Sunday, August 12, 2012
A Guest Post by Anna: A Feminist Literary Canon, Part Five: 1966-1969
(Echidne's note: Part Four is here. It links to earlier parts.)
Gloria Steinem (born 1934) is an feminist, journalist, and political activist, and is widely known as a spokesperson for feminism. In 1969 she published the article, "After Black Power, Women's Liberation" which, along with her early support of abortion rights, brought her to national fame as a feminist leader. This article describes early feminist actions (such as demonstrations in favor of coed dorms and against bridal fairs) and how sexism in left wing movements led to second-wave feminism ass a separate and distinct movement, and sparked women thinking of themselves as a minority group, just as African-Americans are. The article concludes, however, with the assurance that "women's liberation will be men's liberation too", perhaps an acknowledgement that if feminism could not be made appealing to the men in charge it would not advance.

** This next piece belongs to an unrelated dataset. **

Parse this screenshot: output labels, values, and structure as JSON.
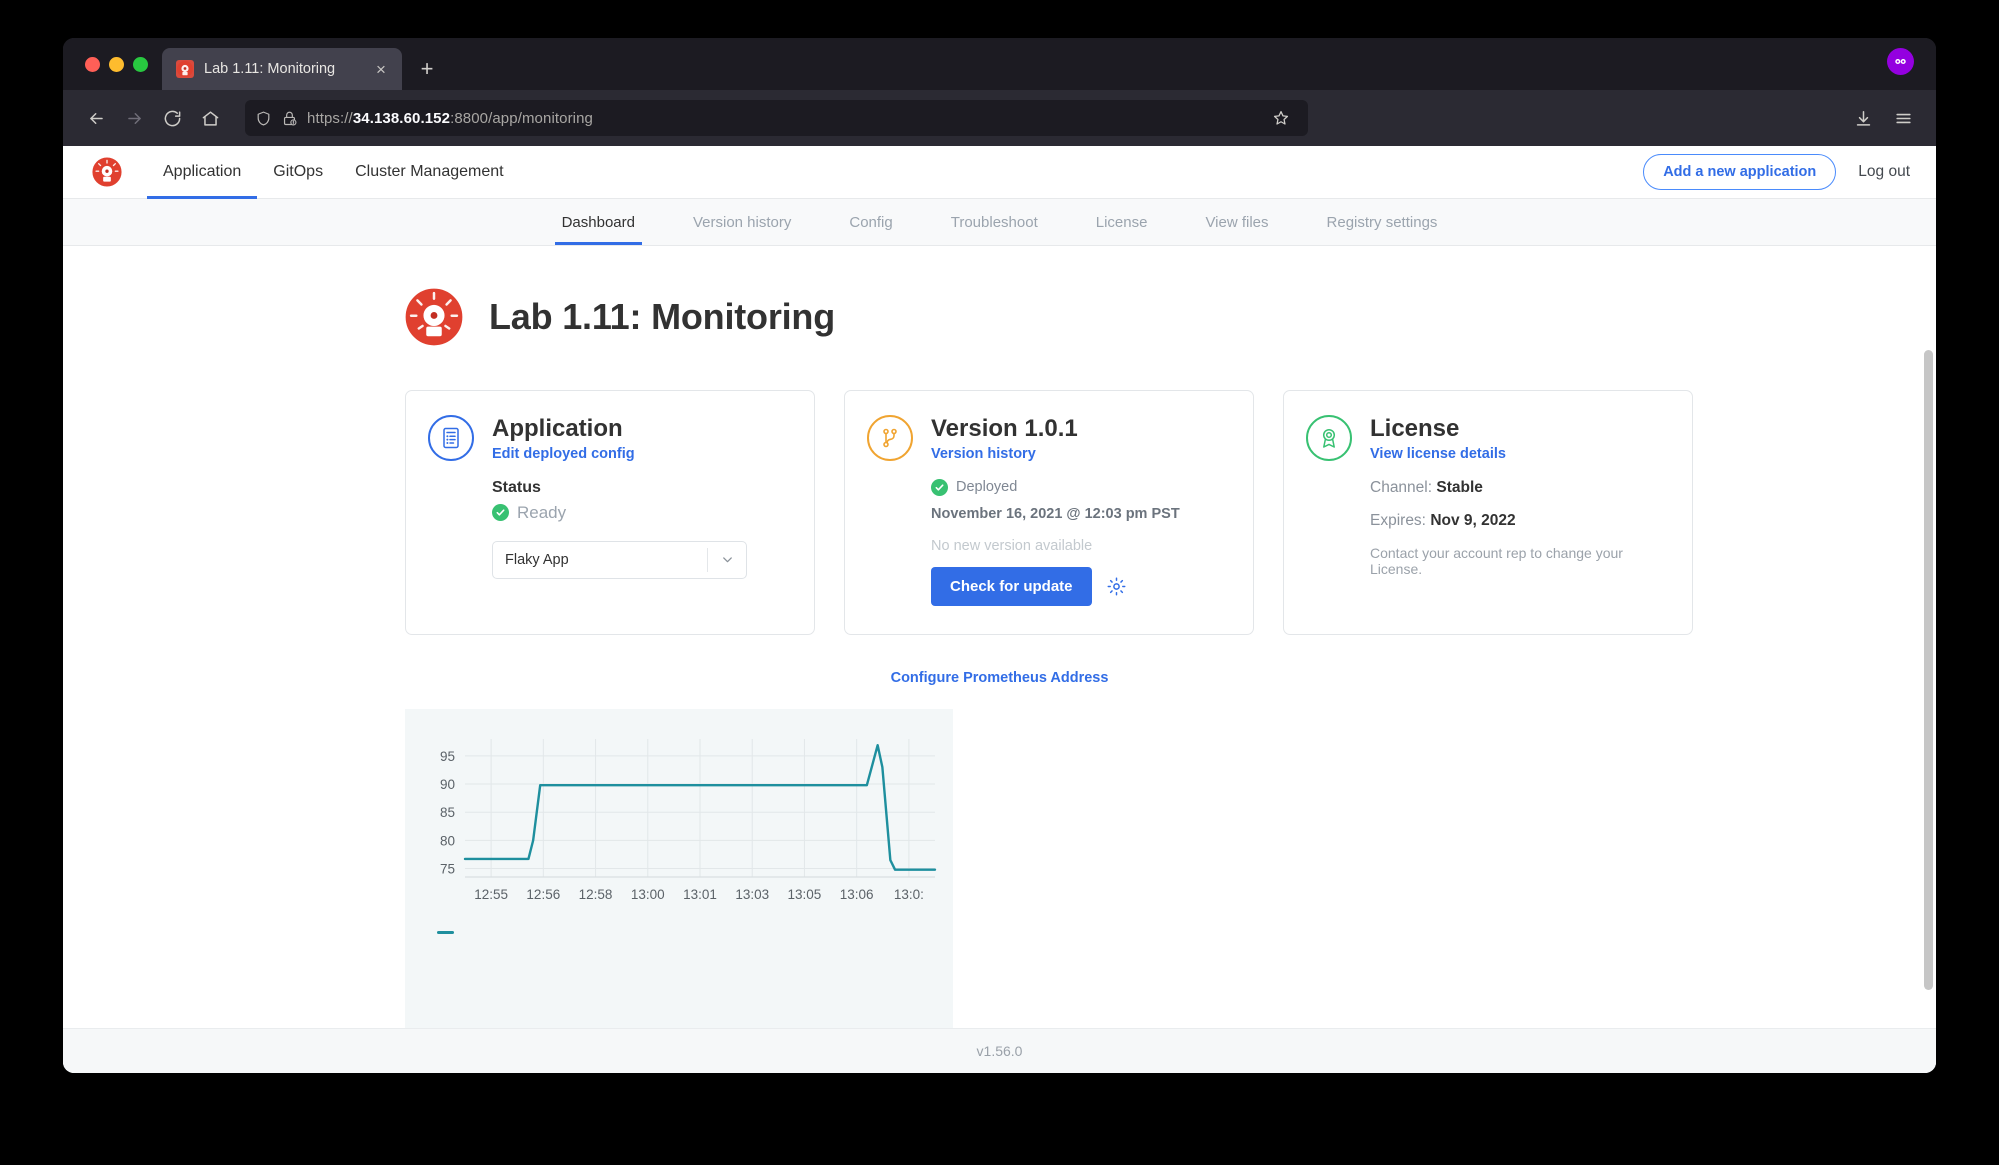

"After Black Power, Women's Liberation" can be read in its entirety here.
Naomi Weisstein (born 1939) is a psychology professor, and a cofounder of American Women in Psychology, now Division 35 of the American Psychological Association.

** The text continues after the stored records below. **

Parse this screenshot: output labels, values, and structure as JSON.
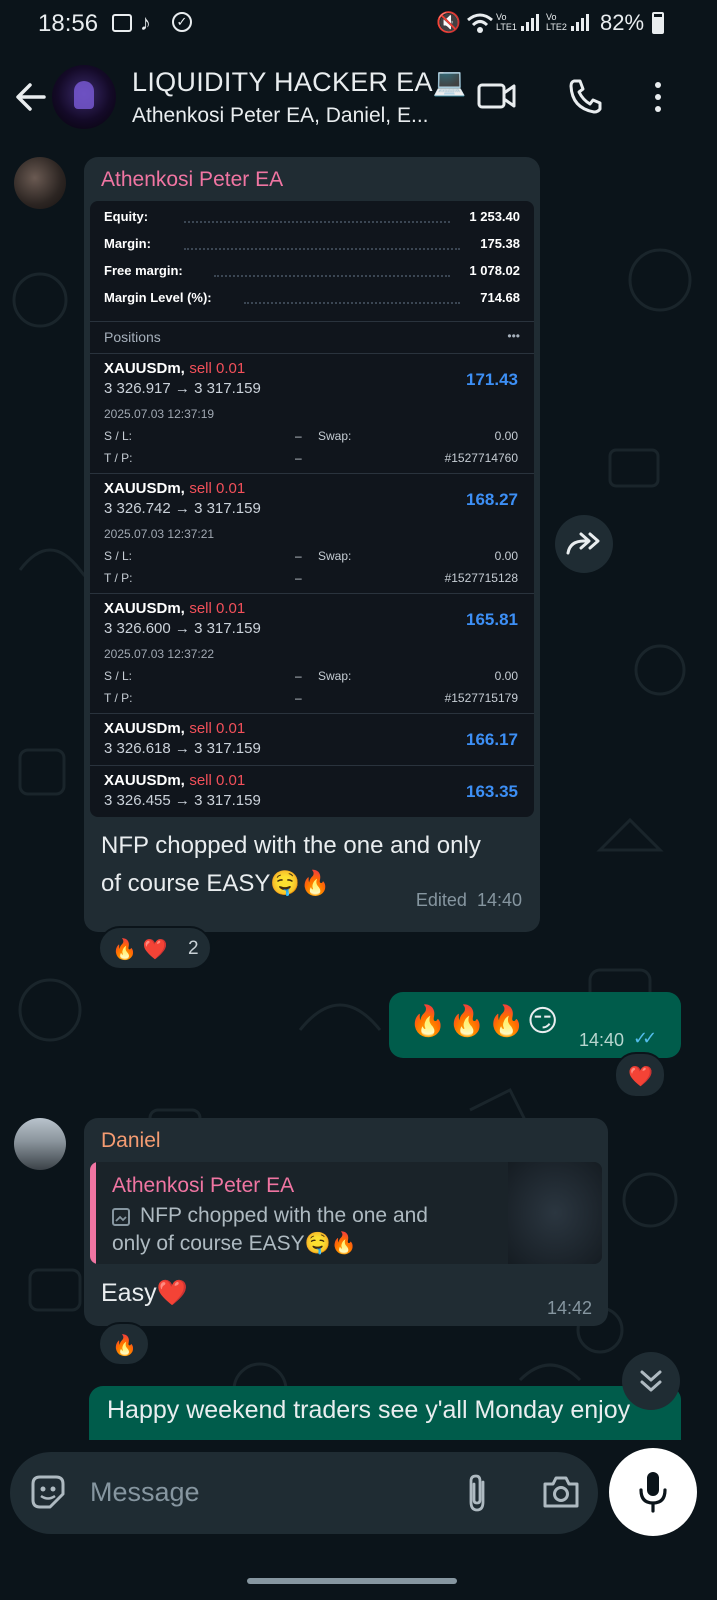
{
  "status_bar": {
    "time": "18:56",
    "network_1": "Vo LTE1",
    "network_2": "Vo LTE2",
    "battery": "82%"
  },
  "header": {
    "title": "LIQUIDITY HACKER EA💻",
    "subtitle": "Athenkosi Peter EA, Daniel, E..."
  },
  "messages": {
    "first": {
      "sender": "Athenkosi Peter EA",
      "sender_color": "#f075a2",
      "account": {
        "rows": [
          {
            "label": "Equity:",
            "value": "1 253.40"
          },
          {
            "label": "Margin:",
            "value": "175.38"
          },
          {
            "label": "Free margin:",
            "value": "1 078.02"
          },
          {
            "label": "Margin Level (%):",
            "value": "714.68"
          }
        ],
        "positions_label": "Positions",
        "more_label": "•••"
      },
      "positions": [
        {
          "symbol": "XAUUSDm,",
          "side": "sell 0.01",
          "prices": "3 326.917 → 3 317.159",
          "profit": "171.43",
          "date": "2025.07.03 12:37:19",
          "sl_label": "S / L:",
          "sl_value": "–",
          "tp_label": "T / P:",
          "tp_value": "–",
          "swap_label": "Swap:",
          "swap_value": "0.00",
          "ticket": "#1527714760"
        },
        {
          "symbol": "XAUUSDm,",
          "side": "sell 0.01",
          "prices": "3 326.742 → 3 317.159",
          "profit": "168.27",
          "date": "2025.07.03 12:37:21",
          "sl_label": "S / L:",
          "sl_value": "–",
          "tp_label": "T / P:",
          "tp_value": "–",
          "swap_label": "Swap:",
          "swap_value": "0.00",
          "ticket": "#1527715128"
        },
        {
          "symbol": "XAUUSDm,",
          "side": "sell 0.01",
          "prices": "3 326.600 → 3 317.159",
          "profit": "165.81",
          "date": "2025.07.03 12:37:22",
          "sl_label": "S / L:",
          "sl_value": "–",
          "tp_label": "T / P:",
          "tp_value": "–",
          "swap_label": "Swap:",
          "swap_value": "0.00",
          "ticket": "#1527715179"
        },
        {
          "symbol": "XAUUSDm,",
          "side": "sell 0.01",
          "prices": "3 326.618 → 3 317.159",
          "profit": "166.17"
        },
        {
          "symbol": "XAUUSDm,",
          "side": "sell 0.01",
          "prices": "3 326.455 → 3 317.159",
          "profit": "163.35"
        }
      ],
      "caption_line1": "NFP chopped with the one and only",
      "caption_line2": "of course EASY🤤🔥",
      "meta": "Edited  14:40",
      "reactions": "🔥 ❤️",
      "reaction_count": "2"
    },
    "second": {
      "text": "🔥🔥🔥😏",
      "time": "14:40",
      "ticks": "✓✓",
      "reaction": "❤️"
    },
    "third": {
      "sender": "Daniel",
      "sender_color": "#f59c72",
      "quote_sender": "Athenkosi Peter EA",
      "quote_line1": "NFP chopped with the one and",
      "quote_line2": "only of course EASY🤤🔥",
      "text": "Easy❤️",
      "time": "14:42",
      "reaction": "🔥"
    },
    "fourth": {
      "text": "Happy weekend traders see y'all Monday enjoy"
    }
  },
  "input": {
    "placeholder": "Message"
  },
  "colors": {
    "background": "#0b141a",
    "incoming_bubble": "#202c33",
    "outgoing_bubble": "#005c4b",
    "profit_blue": "#3d8ff5",
    "sell_red": "#f2505a"
  }
}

She is probably best known for her pioneering essay, "Kinder, Küche, Kirche as Scientific Law: Psychology Constructs the Female," which was first published in 1968, and was read by activists throughout the feminist movement, as well as psychologists.

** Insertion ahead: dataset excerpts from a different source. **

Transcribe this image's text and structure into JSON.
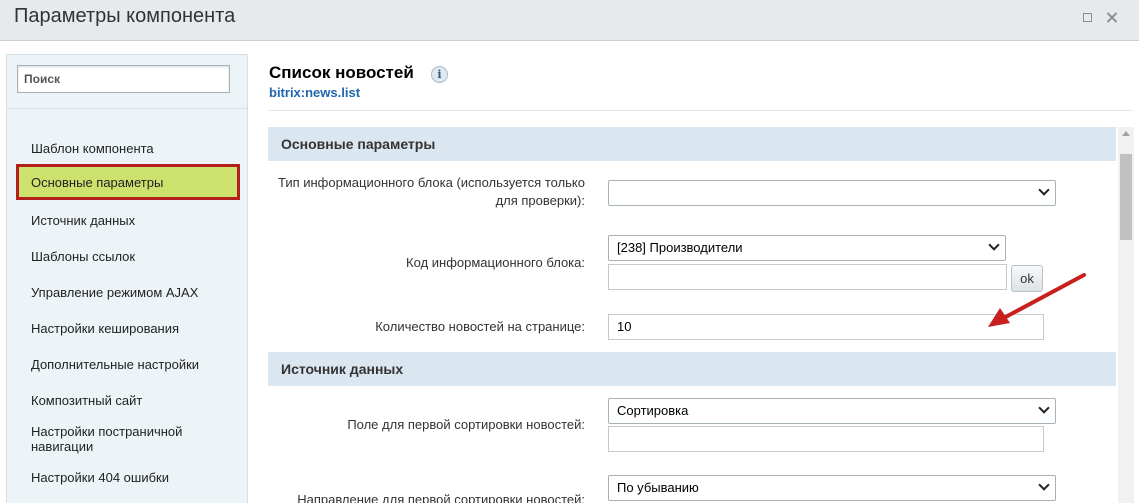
{
  "window": {
    "title": "Параметры компонента"
  },
  "sidebar": {
    "search_placeholder": "Поиск",
    "items": [
      {
        "label": "Шаблон компонента"
      },
      {
        "label": "Основные параметры"
      },
      {
        "label": "Источник данных"
      },
      {
        "label": "Шаблоны ссылок"
      },
      {
        "label": "Управление режимом AJAX"
      },
      {
        "label": "Настройки кеширования"
      },
      {
        "label": "Дополнительные настройки"
      },
      {
        "label": "Композитный сайт"
      },
      {
        "label": "Настройки постраничной навигации"
      },
      {
        "label": "Настройки 404 ошибки"
      }
    ],
    "active_item": "Основные параметры"
  },
  "main": {
    "title": "Список новостей",
    "info_glyph": "i",
    "code": "bitrix:news.list",
    "sections": [
      {
        "title": "Основные параметры"
      },
      {
        "title": "Источник данных"
      }
    ],
    "fields": {
      "iblock_type": {
        "label": "Тип информационного блока (используется только для проверки):",
        "value": ""
      },
      "iblock_code": {
        "label": "Код информационного блока:",
        "value": "[238] Производители",
        "extra_value": "",
        "ok_label": "ok"
      },
      "news_count": {
        "label": "Количество новостей на странице:",
        "value": "10"
      },
      "sort_by1": {
        "label": "Поле для первой сортировки новостей:",
        "value": "Сортировка",
        "extra_value": ""
      },
      "sort_order1": {
        "label": "Направление для первой сортировки новостей:",
        "value": "По убыванию"
      }
    }
  },
  "annotation": {
    "arrow_color": "#c8201e"
  },
  "colors": {
    "active_item_bg": "#cde16d",
    "active_item_border": "#b31f1c",
    "section_bg": "#dbe7f0",
    "link": "#2067b0"
  }
}
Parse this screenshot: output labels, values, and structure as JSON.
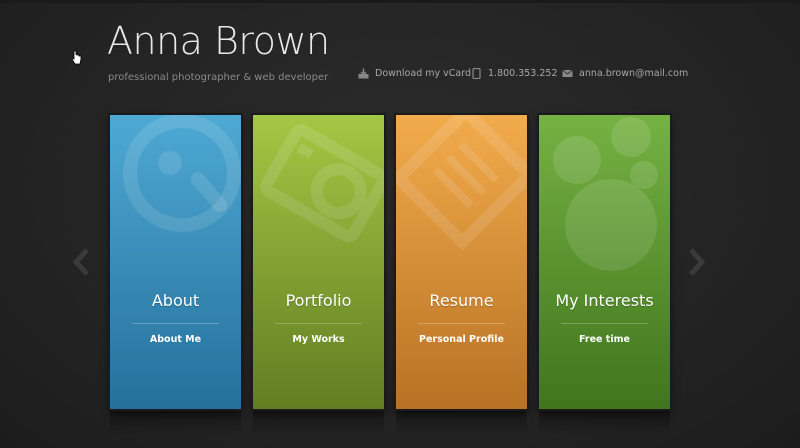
{
  "header": {
    "name": "Anna Brown",
    "tagline": "professional photographer & web developer"
  },
  "contacts": {
    "vcard": {
      "label": "Download my vCard",
      "icon": "download-icon"
    },
    "phone": {
      "label": "1.800.353.252",
      "icon": "phone-icon"
    },
    "email": {
      "label": "anna.brown@mail.com",
      "icon": "mail-icon"
    }
  },
  "tiles": [
    {
      "title": "About",
      "subtitle": "About Me",
      "color": "#3fa2d0",
      "icon": "magnifier-icon"
    },
    {
      "title": "Portfolio",
      "subtitle": "My Works",
      "color": "#9cc334",
      "icon": "camera-icon"
    },
    {
      "title": "Resume",
      "subtitle": "Personal Profile",
      "color": "#f1a43c",
      "icon": "document-icon"
    },
    {
      "title": "My Interests",
      "subtitle": "Free time",
      "color": "#6aab33",
      "icon": "bubbles-icon"
    }
  ],
  "nav": {
    "prev_icon": "chevron-left-icon",
    "next_icon": "chevron-right-icon"
  },
  "colors": {
    "background": "#262626",
    "text": "#e8e8e8",
    "muted": "#8a8a8a"
  }
}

The title is taken from the German slogan Kinder, Küche, Kürche (meaning children, kitchen, church), describing what the Nazis believed was the proper domain of a woman. The paper, which has been reprinted over 42 times in six different languages, is a seminal paper in feminist psychology, criticizing psychologists for promoting stereotypes about women, and buttressing its conclusions with unproven theories and inapplicable biological research (shades of evolutionary psychology.) " It further criticizes psychology in general for not taking into account how much social context affects a person's feelings and actions.
"Kinder, Küche, Kirche as Scientific Law: Psychology Constructs the Female" can be read in its entirety here.
Frances M. Beal (born 1940) is a political activist. She is perhaps best known for writing "Double Jeopardy: To Be Black & Female," first published in 1969. This paper criticizes the oppression of all black people by racism, but also criticizes the oppression of black women by sexism, even within the the civil rights movement, which often tried to build black men up by putting women down.
Beal declared that this was a "counter-revolutionary position" and that blacks should be fighting for the end of all kinds of oppression, an endeavor which she notes will require everyone's help, women as well as men. She also blames capitalist exploitation for keeping black men in menial jobs and encouraging black women to strive for the life of a full-time housewife. She ends by declaring that revolutionaries against racism and capitalism must treat each other as equals, and that all are needed in the struggle.
"Double Jeopardy: To Be Black & Female" can be read in its entirety here.
The National Organization for Women (founded 1966) adopted the "National Organization for Women (N.O.W.) Bill of Rights" at its national conference in 1967, and published it in 1968.
It is a sweeping document that shows how ambitious the feminist movement had become, and advocates for many things (such as removing all laws limiting access to contraceptive information and devices and laws governing abortion, and establishing national child care facilities) that still have not become law. An extended analysis of the "National Organization for Women (N.O.W.) Bill of Rights", also written by me, can be read here.
The "National Organization for Women (N.O.W.) Bill of Rights" can be read in its entirety here.